Good Friday morning! I don’t know about you, but I am so happy today finally got here. Hello weekend!
I had every intention this morning in having a farewell smoothie, but it’s 55 degrees around here so that idea was nipped in the bud rather quickly. Hello again, oatmeal.
All week I’ve had one song stuck in my head, but in a good way: “I Have Confidence” from The Sound of Music.
Oh, I must stop these doubts,
All these worries.
If I don’t I just know I’ll turn back!
I must dream of the things I am seeking.
I am seeking the courage I lack….
With each step I am more certain,
Everything will turn out fine.
I have confidence,
The world can all be mine!
They’ll have to agree
I have confidence in me.
I have confidence in sunshine,
I have confidence in rain.
I have confidence that spring will come again!
Besides, which you see
I have confidence in me.
Confidence has really been on my mind this week, so why not talk about it? I feel like confidence can be a tricky thing: too much of it and you’re walking around with a head too big to fit in the doorway, too little of it and you inevitably setting yourself up for failure.
Always hold your head up, but be careful to keep your nose at a friendly level. ~Max L. Forman
For me, this is a very fine line to walk, and I usually end up walking more on the setting myself up for failure side. I am my own worst critic, which sometimes leads me into a situation of convincing myself that I can’t do something.
I never want to become one of those people that has so much confidence in themselves that they are arrogant. But I so admire those that have confidence in themselves but are also humble.
In certain areas of my life, I am completely confident. My relationships with my husband, friends and family are areas that I have no doubts or fears. I know in my heart that these people will always be there for me no matter what I say, do, don’t do, or fail at. I am confident in my jobs: I know what is expected of me and how to do it well. I am confident in my faith: although sometimes I don’t understand things fully, my faith keeps me from being overwhelmed by the unknown.
However, in other areas I am not so confident: the ability to fulfill my dreams, both personal and professional. I have deep seeded fears that I don’t have the necessary skills, talents and drive to achieve those things I’ve always pictured for my life.

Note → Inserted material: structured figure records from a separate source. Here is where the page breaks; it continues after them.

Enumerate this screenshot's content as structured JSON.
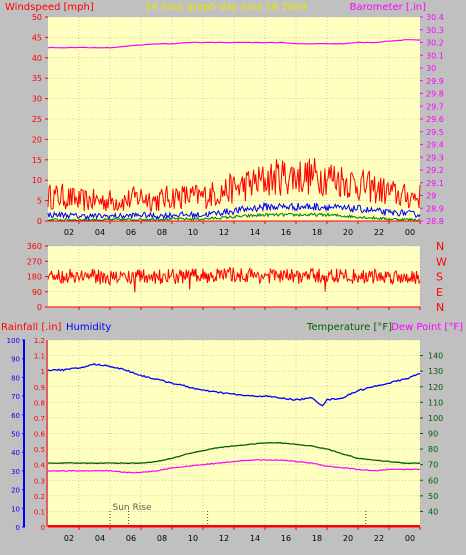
{
  "header": {
    "left_label": "Windspeed [mph]",
    "center_label": "24 hour graph day   June 18 2024",
    "right_label": "Barometer [.in]"
  },
  "colors": {
    "plot_bg": "#ffffc0",
    "frame_bg": "#c0c0c0",
    "axis_red": "#ff0000",
    "baro": "#ff00ff",
    "gust": "#ff0000",
    "wind": "#0000ff",
    "green": "#008000",
    "title_yellow": "#e8e800",
    "humidity": "#0000ff",
    "temperature": "#006000",
    "dewpoint": "#ff00ff",
    "direction": "#ff0000"
  },
  "time_axis": {
    "tick_labels": [
      "02",
      "04",
      "06",
      "08",
      "10",
      "12",
      "14",
      "16",
      "18",
      "20",
      "22",
      "00"
    ],
    "hours": [
      2,
      4,
      6,
      8,
      10,
      12,
      14,
      16,
      18,
      20,
      22,
      24
    ]
  },
  "sunrise_label": "Sun Rise",
  "chart_data": [
    {
      "type": "line",
      "id": "wind_baro",
      "title": "24 hour graph day   June 18 2024",
      "ylabel_left": "Windspeed [mph]",
      "ylabel_right": "Barometer [.in]",
      "x_range_hours": [
        0,
        24
      ],
      "y_left_range": [
        0,
        50
      ],
      "y_left_ticks": [
        0,
        5,
        10,
        15,
        20,
        25,
        30,
        35,
        40,
        45,
        50
      ],
      "y_right_range": [
        28.8,
        30.4
      ],
      "y_right_ticks": [
        "28.8",
        "28.9",
        "29",
        "29.1",
        "29.2",
        "29.3",
        "29.4",
        "29.5",
        "29.6",
        "29.7",
        "29.8",
        "29.9",
        "30",
        "30.1",
        "30.2",
        "30.3",
        "30.4"
      ],
      "grid": true,
      "series": [
        {
          "key": "barometer",
          "axis": "right",
          "x": [
            0,
            1,
            2,
            3,
            4,
            5,
            6,
            7,
            8,
            9,
            10,
            11,
            12,
            13,
            14,
            15,
            16,
            17,
            18,
            19,
            20,
            21,
            22,
            23,
            24
          ],
          "values": [
            30.16,
            30.16,
            30.16,
            30.16,
            30.16,
            30.17,
            30.18,
            30.19,
            30.19,
            30.2,
            30.2,
            30.2,
            30.2,
            30.2,
            30.2,
            30.2,
            30.19,
            30.19,
            30.19,
            30.19,
            30.2,
            30.2,
            30.21,
            30.22,
            30.22
          ]
        },
        {
          "key": "wind_gust",
          "axis": "left",
          "x": [
            0,
            1,
            2,
            3,
            4,
            5,
            6,
            7,
            8,
            9,
            10,
            11,
            12,
            13,
            14,
            15,
            16,
            17,
            18,
            19,
            20,
            21,
            22,
            23,
            24
          ],
          "values": [
            6,
            6,
            5,
            5,
            5,
            5,
            6,
            5,
            6,
            6,
            6,
            7,
            8,
            9,
            10,
            11,
            11,
            11,
            11,
            10,
            9,
            8,
            7,
            6,
            6
          ]
        },
        {
          "key": "wind_speed",
          "axis": "left",
          "x": [
            0,
            1,
            2,
            3,
            4,
            5,
            6,
            7,
            8,
            9,
            10,
            11,
            12,
            13,
            14,
            15,
            16,
            17,
            18,
            19,
            20,
            21,
            22,
            23,
            24
          ],
          "values": [
            1.5,
            1.5,
            1.2,
            1.2,
            1.2,
            1.2,
            1.5,
            1.2,
            1.5,
            1.5,
            1.5,
            2,
            2.5,
            3,
            3.5,
            3.5,
            3.5,
            3.5,
            3.5,
            3,
            3,
            2.5,
            2,
            2,
            1.5
          ]
        },
        {
          "key": "wind_low",
          "axis": "left",
          "x": [
            0,
            4,
            8,
            10,
            12,
            14,
            16,
            18,
            20,
            22,
            24
          ],
          "values": [
            0.3,
            0.3,
            0.5,
            0.5,
            1,
            1.5,
            1.5,
            1.5,
            1,
            0.5,
            0.3
          ]
        }
      ]
    },
    {
      "type": "line",
      "id": "direction",
      "ylabel_right_letters": [
        "N",
        "W",
        "S",
        "E",
        "N"
      ],
      "x_range_hours": [
        0,
        24
      ],
      "y_range": [
        0,
        360
      ],
      "y_ticks": [
        0,
        90,
        180,
        270,
        360
      ],
      "grid": true,
      "series": [
        {
          "key": "wind_direction",
          "x": [
            0,
            2,
            4,
            6,
            8,
            10,
            12,
            14,
            16,
            18,
            20,
            22,
            24
          ],
          "values": [
            180,
            185,
            175,
            180,
            180,
            185,
            190,
            185,
            180,
            185,
            180,
            180,
            180
          ]
        }
      ]
    },
    {
      "type": "line",
      "id": "rain_hum_temp",
      "ylabel_rain": "Rainfall [.in]",
      "ylabel_humidity": "Humidity",
      "ylabel_temp": "Temperature [°F]",
      "ylabel_dew": "Dew Point [°F]",
      "x_range_hours": [
        0,
        24
      ],
      "humidity_range": [
        0,
        100
      ],
      "humidity_ticks": [
        0,
        10,
        20,
        30,
        40,
        50,
        60,
        70,
        80,
        90,
        100
      ],
      "rain_range": [
        0,
        1.2
      ],
      "rain_ticks": [
        "0",
        "0.1",
        "0.2",
        "0.3",
        "0.4",
        "0.5",
        "0.6",
        "0.7",
        "0.8",
        "0.9",
        "1",
        "1.1",
        "1.2"
      ],
      "temp_range": [
        30,
        150
      ],
      "temp_ticks": [
        40,
        50,
        60,
        70,
        80,
        90,
        100,
        110,
        120,
        130,
        140
      ],
      "grid": true,
      "series": [
        {
          "key": "humidity",
          "axis": "humidity",
          "x": [
            0,
            1,
            2,
            3,
            4,
            5,
            6,
            7,
            8,
            9,
            10,
            11,
            12,
            13,
            14,
            15,
            16,
            17,
            17.7,
            18,
            19,
            20,
            21,
            22,
            23,
            24
          ],
          "values": [
            84,
            84,
            85,
            87,
            86,
            84,
            81,
            79,
            77,
            75,
            73,
            72,
            71,
            70,
            70,
            69,
            68,
            69,
            65,
            68,
            69,
            73,
            75,
            77,
            79,
            82
          ]
        },
        {
          "key": "temperature",
          "axis": "temp",
          "x": [
            0,
            1,
            2,
            3,
            4,
            5,
            6,
            7,
            8,
            9,
            10,
            11,
            12,
            13,
            14,
            15,
            16,
            17,
            18,
            19,
            20,
            21,
            22,
            23,
            24
          ],
          "values": [
            71,
            71,
            71,
            71,
            71,
            71,
            71,
            72,
            74,
            77,
            79,
            81,
            82,
            83,
            84,
            84,
            83,
            82,
            80,
            77,
            74,
            73,
            72,
            71,
            71
          ]
        },
        {
          "key": "dew_point",
          "axis": "temp",
          "x": [
            0,
            1,
            2,
            3,
            4,
            5,
            6,
            7,
            8,
            9,
            10,
            11,
            12,
            13,
            14,
            15,
            16,
            17,
            18,
            19,
            20,
            21,
            22,
            23,
            24
          ],
          "values": [
            66,
            66,
            66,
            66,
            66,
            65,
            65,
            66,
            68,
            69,
            70,
            71,
            72,
            73,
            73,
            73,
            72,
            71,
            69,
            68,
            67,
            66,
            67,
            67,
            67
          ]
        },
        {
          "key": "rainfall",
          "axis": "rain",
          "x": [
            0,
            24
          ],
          "values": [
            0,
            0
          ]
        }
      ],
      "markers_hours": [
        4,
        5.2,
        10.3,
        20.5
      ]
    }
  ]
}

This week I have been forced to recognize that sometimes you have to take a risk, sometimes you have to take that leap even if you don’t feel confident enough to catch yourself. I just have to trust that if God leads me to take a leap, that He will catch me. He won’t abandon me.
I don’t know yet what this realization means right now: for me, for Josh and I and our life. I only know that I’m learning and growing in confidence of myself and my abilities. Only time will tell exactly where this path will take me. After all, Sister Maria did say: With each step I am more certain, everything will turn out fine.
The best way to gain self-confidence is to do what you are afraid to do. ~Author Unknown
What do you do when your confidence is lacking?
How do you solve a problem like Maria?